In Mamma Mia, of course, the songs are transplanted to suit a spurious storyline, and become the property of a different kind of singer. In the original cast recording it falls to Siobhan McCarthy to take on “The Winner Takes it All,” and prove that it is quite possible to reinvent such a quintessential ABBA number on your own terms. Without making it overly theatrical, she preserves the simple integrity of the lyric whilst injecting a note of strident anger that Agnetha. The song becomes a warning as much as a narrative.
Most recently, soprano Anne Sofie von Otter included the song on her wonderfully articulate and absorbing Ulvaeus/Andersson album, I Let the Music Speak. As you might expect, there is a sense of returning to Swedish introspection, but with the harmonies stripped utterly away, its Spartan quality becomes a powerful vehicle for the experience at the heart of the song.
Three of the Best
ABBA, ABBA Gold, 2004 compilation, Universal
Agnetha’s pure, searingly honest voice is at its best for a quintessential ABBA performance, including those unique harmonies with Anni-Frid Lyngstad. Its bleakness can still break your heart.

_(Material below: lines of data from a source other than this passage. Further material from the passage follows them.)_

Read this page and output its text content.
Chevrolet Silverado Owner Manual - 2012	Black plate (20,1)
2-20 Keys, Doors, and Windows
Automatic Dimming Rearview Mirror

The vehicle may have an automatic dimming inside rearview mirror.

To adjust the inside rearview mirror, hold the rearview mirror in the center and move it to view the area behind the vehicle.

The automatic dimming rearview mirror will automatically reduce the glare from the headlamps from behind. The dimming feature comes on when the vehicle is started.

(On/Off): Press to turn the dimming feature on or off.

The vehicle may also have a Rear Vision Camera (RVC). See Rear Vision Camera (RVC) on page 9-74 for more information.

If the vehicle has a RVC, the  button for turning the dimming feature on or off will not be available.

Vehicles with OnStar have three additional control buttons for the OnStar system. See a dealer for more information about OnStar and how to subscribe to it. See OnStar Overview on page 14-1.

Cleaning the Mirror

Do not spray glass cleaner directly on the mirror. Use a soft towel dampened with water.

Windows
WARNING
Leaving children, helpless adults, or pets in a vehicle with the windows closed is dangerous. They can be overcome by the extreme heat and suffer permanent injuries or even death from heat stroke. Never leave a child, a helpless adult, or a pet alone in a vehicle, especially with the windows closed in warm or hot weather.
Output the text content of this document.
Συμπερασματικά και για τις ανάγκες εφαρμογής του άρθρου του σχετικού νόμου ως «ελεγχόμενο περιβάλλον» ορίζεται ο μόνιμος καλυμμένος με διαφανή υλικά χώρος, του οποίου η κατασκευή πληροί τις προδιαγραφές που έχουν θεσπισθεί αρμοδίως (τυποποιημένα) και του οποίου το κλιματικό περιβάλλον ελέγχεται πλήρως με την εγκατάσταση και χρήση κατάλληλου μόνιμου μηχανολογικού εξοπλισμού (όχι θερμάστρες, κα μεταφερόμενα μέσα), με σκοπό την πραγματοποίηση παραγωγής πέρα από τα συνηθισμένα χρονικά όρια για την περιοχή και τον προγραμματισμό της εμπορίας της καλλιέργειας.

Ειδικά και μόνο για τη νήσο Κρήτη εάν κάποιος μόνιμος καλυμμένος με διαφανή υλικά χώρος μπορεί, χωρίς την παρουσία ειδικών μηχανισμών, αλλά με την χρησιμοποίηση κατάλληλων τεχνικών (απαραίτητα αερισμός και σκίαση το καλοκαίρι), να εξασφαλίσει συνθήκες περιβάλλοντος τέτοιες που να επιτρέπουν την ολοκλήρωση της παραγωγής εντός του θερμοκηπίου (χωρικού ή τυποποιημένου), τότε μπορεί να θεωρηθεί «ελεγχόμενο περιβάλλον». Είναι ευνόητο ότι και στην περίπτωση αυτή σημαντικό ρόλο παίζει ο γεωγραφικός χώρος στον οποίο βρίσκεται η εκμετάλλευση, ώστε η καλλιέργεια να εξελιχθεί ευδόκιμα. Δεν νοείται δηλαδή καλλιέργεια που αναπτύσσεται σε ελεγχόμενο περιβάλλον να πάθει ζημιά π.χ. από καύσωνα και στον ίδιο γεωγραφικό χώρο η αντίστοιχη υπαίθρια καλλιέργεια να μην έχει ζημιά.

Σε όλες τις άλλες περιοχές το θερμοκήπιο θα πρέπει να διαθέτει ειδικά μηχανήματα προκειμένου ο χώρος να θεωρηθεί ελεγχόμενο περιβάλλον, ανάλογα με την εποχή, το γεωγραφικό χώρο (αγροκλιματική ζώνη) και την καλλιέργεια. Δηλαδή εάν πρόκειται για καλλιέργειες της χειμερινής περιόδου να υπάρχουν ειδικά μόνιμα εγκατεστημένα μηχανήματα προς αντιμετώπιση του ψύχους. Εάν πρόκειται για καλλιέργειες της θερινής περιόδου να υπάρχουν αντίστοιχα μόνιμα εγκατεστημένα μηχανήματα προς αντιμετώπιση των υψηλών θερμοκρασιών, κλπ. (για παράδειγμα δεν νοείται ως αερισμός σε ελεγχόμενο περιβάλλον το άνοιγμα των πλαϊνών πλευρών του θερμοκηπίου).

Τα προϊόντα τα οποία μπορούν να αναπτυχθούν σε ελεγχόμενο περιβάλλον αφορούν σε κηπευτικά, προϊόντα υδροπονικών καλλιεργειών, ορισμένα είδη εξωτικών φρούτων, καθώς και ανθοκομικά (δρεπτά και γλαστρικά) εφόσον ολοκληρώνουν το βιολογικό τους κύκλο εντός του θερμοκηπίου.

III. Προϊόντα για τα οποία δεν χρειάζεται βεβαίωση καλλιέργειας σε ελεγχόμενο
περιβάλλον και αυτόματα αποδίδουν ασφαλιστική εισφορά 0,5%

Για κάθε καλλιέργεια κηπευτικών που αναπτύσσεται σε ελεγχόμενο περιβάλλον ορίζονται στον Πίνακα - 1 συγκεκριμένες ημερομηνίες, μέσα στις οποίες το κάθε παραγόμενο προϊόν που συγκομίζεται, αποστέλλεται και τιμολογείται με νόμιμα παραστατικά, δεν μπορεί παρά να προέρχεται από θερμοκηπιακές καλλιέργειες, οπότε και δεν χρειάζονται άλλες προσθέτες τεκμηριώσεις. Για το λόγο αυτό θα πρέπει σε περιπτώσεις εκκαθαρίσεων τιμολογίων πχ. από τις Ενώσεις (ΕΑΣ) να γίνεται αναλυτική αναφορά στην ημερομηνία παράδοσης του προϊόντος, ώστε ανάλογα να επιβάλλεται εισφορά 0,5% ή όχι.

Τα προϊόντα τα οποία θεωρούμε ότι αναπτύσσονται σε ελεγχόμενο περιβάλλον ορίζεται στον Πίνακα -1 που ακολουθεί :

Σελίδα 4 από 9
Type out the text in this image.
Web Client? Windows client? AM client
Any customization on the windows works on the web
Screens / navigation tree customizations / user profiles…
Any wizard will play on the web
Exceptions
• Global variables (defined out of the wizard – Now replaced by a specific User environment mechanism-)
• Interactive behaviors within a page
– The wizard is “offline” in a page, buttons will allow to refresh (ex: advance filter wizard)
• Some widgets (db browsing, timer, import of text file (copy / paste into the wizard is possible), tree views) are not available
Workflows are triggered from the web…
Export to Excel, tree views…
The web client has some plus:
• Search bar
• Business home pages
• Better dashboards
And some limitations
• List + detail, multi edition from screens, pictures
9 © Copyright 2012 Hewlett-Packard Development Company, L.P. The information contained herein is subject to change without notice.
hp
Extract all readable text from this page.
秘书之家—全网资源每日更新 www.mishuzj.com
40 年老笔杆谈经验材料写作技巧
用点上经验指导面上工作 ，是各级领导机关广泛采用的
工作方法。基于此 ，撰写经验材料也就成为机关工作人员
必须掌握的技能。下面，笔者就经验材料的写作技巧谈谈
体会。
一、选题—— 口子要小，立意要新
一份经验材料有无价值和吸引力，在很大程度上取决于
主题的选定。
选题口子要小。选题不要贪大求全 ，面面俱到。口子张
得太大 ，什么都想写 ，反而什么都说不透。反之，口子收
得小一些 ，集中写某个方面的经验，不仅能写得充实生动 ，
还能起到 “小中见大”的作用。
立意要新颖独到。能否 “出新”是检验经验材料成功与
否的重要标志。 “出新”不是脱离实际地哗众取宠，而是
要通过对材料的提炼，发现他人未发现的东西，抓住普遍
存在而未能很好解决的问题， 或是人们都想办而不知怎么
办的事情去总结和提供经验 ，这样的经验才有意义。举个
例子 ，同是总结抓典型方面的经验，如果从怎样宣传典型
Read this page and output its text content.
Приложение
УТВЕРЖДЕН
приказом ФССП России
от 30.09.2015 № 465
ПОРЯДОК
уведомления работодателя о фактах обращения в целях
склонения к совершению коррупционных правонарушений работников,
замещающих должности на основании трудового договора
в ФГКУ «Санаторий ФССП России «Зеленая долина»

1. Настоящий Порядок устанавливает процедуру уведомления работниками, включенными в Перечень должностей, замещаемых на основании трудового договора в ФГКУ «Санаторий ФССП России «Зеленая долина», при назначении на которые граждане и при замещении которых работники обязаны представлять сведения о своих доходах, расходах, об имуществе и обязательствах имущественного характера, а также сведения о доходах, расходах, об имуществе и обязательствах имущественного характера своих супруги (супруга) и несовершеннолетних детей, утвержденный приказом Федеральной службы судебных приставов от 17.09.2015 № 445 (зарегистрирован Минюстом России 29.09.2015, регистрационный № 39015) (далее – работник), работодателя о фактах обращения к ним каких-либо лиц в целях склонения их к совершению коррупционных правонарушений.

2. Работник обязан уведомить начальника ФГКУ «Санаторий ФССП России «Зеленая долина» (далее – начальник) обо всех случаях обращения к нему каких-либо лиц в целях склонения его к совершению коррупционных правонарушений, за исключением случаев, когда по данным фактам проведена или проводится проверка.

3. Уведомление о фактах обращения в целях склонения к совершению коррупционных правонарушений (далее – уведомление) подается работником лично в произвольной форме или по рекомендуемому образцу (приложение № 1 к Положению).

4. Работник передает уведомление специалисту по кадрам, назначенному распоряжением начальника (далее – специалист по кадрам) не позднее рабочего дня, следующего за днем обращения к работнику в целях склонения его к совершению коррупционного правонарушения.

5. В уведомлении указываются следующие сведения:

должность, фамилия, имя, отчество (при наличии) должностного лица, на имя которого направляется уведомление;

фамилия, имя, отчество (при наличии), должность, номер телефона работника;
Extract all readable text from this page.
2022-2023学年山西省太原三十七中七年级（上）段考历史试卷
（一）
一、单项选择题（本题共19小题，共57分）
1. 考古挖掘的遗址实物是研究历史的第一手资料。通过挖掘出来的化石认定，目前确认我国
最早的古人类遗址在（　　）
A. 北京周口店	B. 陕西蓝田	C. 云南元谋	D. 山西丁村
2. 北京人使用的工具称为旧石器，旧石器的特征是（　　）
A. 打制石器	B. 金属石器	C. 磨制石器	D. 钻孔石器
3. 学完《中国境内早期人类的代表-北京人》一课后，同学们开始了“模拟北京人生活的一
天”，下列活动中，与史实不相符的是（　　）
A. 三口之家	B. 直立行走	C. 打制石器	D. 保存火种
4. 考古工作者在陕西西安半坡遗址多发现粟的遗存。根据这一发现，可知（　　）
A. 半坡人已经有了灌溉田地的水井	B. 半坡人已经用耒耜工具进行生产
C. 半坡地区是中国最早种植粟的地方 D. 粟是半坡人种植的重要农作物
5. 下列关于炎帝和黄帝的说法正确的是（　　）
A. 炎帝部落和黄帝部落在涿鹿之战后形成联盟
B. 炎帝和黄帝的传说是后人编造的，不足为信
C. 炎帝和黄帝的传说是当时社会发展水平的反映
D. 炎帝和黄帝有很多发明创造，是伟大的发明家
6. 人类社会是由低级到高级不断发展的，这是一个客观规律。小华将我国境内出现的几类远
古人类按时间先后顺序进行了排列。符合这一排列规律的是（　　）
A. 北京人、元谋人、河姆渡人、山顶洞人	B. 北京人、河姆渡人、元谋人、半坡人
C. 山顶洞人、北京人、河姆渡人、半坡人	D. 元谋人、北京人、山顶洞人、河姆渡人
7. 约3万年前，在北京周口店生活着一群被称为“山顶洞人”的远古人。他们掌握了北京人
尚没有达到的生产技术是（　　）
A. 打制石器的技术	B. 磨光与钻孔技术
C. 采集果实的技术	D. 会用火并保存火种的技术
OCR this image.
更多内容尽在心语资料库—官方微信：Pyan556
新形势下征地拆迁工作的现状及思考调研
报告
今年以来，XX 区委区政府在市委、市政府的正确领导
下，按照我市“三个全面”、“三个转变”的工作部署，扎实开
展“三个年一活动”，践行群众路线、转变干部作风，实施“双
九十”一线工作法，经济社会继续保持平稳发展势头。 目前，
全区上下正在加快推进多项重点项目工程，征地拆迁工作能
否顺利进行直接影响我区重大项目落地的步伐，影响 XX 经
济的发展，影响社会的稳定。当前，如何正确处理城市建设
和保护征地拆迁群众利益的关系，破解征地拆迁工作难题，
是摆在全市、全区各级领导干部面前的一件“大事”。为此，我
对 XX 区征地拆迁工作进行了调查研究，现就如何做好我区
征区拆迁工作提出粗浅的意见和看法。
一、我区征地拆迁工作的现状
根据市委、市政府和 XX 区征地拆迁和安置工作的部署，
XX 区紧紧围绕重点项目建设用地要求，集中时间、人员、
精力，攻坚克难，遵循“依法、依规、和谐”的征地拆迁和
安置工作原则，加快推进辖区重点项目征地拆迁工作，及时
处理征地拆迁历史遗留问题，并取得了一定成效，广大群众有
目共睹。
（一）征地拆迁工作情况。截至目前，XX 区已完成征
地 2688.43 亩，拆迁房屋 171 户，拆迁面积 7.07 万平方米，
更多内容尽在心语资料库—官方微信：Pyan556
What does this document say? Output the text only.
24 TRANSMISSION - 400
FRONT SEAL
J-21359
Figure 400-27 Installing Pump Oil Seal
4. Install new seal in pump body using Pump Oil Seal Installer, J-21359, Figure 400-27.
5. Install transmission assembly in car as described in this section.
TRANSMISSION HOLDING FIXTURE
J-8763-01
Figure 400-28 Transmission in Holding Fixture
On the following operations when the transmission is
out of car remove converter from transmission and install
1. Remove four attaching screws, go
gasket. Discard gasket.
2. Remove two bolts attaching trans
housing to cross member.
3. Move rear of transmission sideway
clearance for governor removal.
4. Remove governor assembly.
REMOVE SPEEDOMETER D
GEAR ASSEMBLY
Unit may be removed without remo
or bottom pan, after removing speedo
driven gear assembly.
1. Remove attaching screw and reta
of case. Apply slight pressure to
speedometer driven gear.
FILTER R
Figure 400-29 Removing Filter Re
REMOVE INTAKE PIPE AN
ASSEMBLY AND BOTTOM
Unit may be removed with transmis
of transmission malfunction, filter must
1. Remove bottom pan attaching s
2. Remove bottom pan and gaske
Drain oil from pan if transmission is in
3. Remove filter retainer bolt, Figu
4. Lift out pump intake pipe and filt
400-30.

Original London Cast, Mamma Mia, 2000, Polydor
Siobhan McCarthy injects a soaring streak of venom as the song becomes part of the West End musical that started a never-ending trend.
Anne Sofie von Otter, I Let the Music speak, 2006, Deutsche Grammophon
An austere and thought-provoking version of “The Winner Takes it All” is one of the gems of what is effectively an Ulvaeus/Andersson song cycle.